“What joy! Finally! To see Uvalde families smiling,” exclaimed Angela Villescaz, a founder of Fierce Madres in Uvalde, Texas. Villescaz explained to Workers World that a planned fundraiser by the Medina County Friends of the National Rifle Association had just been canceled, and this victory was joyous.
The NRA support group had planned a fundraiser in Medina County, next to Uvalde, at a time when families in that area are still reeling from excruciating pain and sorrow, which evolved into anger following the May 24 murders of 19 young school children and two teachers at Robb elementary in Uvalde. At the fundraiser they had planned to raffle an AR-15 weapon, the same gun that the killer had used in Uvalde.
Uvalde families, led by Fierce Madres, along with Hondo residents protested at a special Hondo City Council meeting Aug. 1. After a raucous meeting with tempers flaring and cops standing at the ready, the council decided to cancel use of city facilities for the planned Aug. 6 NRA event.
Longtime Chicano activist in Hondo, Chavel Lopez told Workers World: “They must have looked at the whole picture and realized it would have been hard to control things if they had allowed this fundraiser to happen. I didn’t really expect the vote to be good, since many on the City Council are conservative. So, I was surprised. But it was just not right to host a pro-NRA organization.”
Angel Garza, stepfather of victim Amerie Jo Garza, a 10-year-old girl killed May 24, was escorted out of the contentious council meeting after confronting a speaker supporting the NRA.
“My daughter’s dirt hasn’t even settled in her grave yet,” Garza told San Antonio Express reporters, cradling a framed color photo of his little girl.
According to the Aug. 2 San Antonio Express, “After a 53-minute closed-door session the evening of Aug. 1, the council voted 4-1 to rescind the rental contract, drawing cheers and applause from Uvalde residents and some from Hondo, who filled the small chamber, making it one of the most crowded meetings here in years.”
A blow against racism
Fifty years earlier in Uvalde, there was a historic school walkout over racism in the Uvalde school district, where students were segregated by race and the schools in the Mexican neighborhood were not properly funded compared to the one in the white neighborhood.

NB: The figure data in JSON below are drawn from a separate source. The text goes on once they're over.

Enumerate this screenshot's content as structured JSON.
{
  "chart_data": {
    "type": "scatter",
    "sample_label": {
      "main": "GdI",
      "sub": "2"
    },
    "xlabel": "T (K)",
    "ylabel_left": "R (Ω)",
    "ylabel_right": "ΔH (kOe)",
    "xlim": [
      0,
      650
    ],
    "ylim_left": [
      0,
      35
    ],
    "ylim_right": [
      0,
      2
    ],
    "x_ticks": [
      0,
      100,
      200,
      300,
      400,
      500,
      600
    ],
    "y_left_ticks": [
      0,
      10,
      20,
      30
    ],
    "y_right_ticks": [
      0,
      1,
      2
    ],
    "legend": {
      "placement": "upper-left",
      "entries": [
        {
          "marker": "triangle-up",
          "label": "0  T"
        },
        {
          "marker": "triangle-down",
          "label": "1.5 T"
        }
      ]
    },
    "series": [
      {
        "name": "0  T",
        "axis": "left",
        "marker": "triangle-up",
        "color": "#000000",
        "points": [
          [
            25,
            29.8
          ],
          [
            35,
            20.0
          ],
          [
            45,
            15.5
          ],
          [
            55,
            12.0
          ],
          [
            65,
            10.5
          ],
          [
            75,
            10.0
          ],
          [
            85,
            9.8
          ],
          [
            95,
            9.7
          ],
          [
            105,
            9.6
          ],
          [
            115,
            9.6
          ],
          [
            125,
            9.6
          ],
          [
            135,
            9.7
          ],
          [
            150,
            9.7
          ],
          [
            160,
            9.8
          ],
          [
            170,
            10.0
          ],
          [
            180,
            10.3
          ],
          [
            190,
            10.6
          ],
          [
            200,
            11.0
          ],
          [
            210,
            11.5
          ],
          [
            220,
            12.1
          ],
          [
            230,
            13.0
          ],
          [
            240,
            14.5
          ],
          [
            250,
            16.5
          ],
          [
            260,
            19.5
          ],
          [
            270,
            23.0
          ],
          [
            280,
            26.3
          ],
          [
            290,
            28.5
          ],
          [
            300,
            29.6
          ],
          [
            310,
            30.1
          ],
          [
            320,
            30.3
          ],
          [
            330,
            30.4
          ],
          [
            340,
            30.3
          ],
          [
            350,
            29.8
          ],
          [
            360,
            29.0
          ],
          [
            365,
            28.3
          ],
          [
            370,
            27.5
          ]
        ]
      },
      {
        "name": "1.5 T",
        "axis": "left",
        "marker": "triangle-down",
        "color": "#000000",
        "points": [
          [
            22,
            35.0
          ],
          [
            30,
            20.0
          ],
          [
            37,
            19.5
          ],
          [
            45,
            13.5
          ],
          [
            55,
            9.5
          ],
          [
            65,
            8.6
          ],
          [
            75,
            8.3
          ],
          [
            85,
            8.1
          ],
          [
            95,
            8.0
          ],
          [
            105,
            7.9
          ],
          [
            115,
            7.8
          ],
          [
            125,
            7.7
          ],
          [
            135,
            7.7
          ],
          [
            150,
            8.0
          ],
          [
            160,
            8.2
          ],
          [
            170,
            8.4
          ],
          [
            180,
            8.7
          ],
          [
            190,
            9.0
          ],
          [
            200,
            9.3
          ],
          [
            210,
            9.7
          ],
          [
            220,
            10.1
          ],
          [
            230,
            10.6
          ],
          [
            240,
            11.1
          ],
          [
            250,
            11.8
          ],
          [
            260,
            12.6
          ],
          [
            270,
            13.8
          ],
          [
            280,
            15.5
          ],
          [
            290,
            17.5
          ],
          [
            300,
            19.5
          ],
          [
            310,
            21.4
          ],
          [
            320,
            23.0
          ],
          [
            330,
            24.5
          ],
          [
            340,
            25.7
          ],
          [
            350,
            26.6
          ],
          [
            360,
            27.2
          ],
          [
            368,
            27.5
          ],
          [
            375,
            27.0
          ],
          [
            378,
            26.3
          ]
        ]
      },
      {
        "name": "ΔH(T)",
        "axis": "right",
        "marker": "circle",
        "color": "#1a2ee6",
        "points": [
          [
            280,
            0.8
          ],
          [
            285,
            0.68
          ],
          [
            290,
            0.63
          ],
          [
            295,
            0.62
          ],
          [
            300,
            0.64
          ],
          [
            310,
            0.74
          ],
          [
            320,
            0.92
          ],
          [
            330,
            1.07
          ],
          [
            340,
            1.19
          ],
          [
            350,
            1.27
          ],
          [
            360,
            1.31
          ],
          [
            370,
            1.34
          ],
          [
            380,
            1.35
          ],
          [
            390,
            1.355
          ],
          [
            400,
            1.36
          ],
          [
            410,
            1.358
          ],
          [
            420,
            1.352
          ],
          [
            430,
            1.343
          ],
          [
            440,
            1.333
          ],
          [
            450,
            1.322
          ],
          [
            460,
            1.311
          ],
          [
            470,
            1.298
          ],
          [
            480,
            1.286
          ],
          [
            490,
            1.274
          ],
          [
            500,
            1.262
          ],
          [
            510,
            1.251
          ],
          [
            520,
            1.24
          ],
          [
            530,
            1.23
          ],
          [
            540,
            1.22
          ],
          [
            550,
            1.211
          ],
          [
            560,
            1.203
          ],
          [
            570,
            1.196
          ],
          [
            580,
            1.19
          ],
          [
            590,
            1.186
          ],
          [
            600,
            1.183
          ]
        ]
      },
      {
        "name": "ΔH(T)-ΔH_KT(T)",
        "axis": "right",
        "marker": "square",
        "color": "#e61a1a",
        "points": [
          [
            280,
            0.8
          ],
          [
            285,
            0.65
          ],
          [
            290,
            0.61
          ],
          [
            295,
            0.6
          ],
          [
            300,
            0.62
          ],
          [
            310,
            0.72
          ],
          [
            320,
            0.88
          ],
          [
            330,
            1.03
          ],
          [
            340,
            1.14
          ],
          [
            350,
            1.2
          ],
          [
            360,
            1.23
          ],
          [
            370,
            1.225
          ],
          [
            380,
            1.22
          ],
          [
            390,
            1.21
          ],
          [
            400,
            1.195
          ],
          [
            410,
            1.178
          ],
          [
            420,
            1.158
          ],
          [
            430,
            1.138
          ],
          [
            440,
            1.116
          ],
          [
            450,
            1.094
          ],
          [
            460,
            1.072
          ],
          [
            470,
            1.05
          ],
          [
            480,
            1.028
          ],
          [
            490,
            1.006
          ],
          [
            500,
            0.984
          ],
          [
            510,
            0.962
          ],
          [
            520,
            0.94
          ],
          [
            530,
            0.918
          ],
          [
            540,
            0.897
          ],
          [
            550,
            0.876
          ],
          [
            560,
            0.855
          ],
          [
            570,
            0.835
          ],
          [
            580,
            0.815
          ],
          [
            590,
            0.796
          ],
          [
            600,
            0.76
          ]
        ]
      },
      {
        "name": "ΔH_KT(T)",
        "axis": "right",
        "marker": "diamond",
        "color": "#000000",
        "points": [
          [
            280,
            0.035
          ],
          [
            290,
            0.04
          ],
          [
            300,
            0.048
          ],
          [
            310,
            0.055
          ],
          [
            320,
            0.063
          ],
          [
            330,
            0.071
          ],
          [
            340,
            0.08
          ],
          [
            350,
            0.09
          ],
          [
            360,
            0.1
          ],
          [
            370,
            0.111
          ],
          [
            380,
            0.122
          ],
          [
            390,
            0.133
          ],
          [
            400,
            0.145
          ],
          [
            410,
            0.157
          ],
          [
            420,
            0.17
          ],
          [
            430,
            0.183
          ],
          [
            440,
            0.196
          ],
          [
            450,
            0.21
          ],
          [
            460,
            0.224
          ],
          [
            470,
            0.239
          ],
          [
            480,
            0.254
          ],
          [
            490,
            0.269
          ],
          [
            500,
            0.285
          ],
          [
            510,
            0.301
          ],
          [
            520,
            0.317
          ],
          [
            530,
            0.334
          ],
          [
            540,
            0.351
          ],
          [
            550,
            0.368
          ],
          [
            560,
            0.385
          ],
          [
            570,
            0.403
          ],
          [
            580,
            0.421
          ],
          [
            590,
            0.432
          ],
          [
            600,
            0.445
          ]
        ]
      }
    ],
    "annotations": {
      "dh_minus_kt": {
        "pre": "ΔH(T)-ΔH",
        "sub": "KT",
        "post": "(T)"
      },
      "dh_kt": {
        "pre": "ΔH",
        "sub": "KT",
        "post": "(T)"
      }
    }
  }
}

Mexican families participated in the walkout, considered a defining moment in civil rights history, after a Latinx teacher at Robb Elementary was dismissed. Josue Garza, one of the few Spanish-speaking teachers, was speaking with parents in Spanish to encourage their students to continue their education. He had also held voter registration drives.
When Garza’s contract wasn’t renewed, hundreds of students boycotted Uvalde schools for six weeks in the spring of 1970, “putting the small town in the history books for staging one of the longest walkouts of the Chicano civil rights movement.” (Washington Post, June 23)
Fierce Madre Villescaz said that after the victory in Hondo, the NRA folks are now going into other small towns to raffle their AR-15s.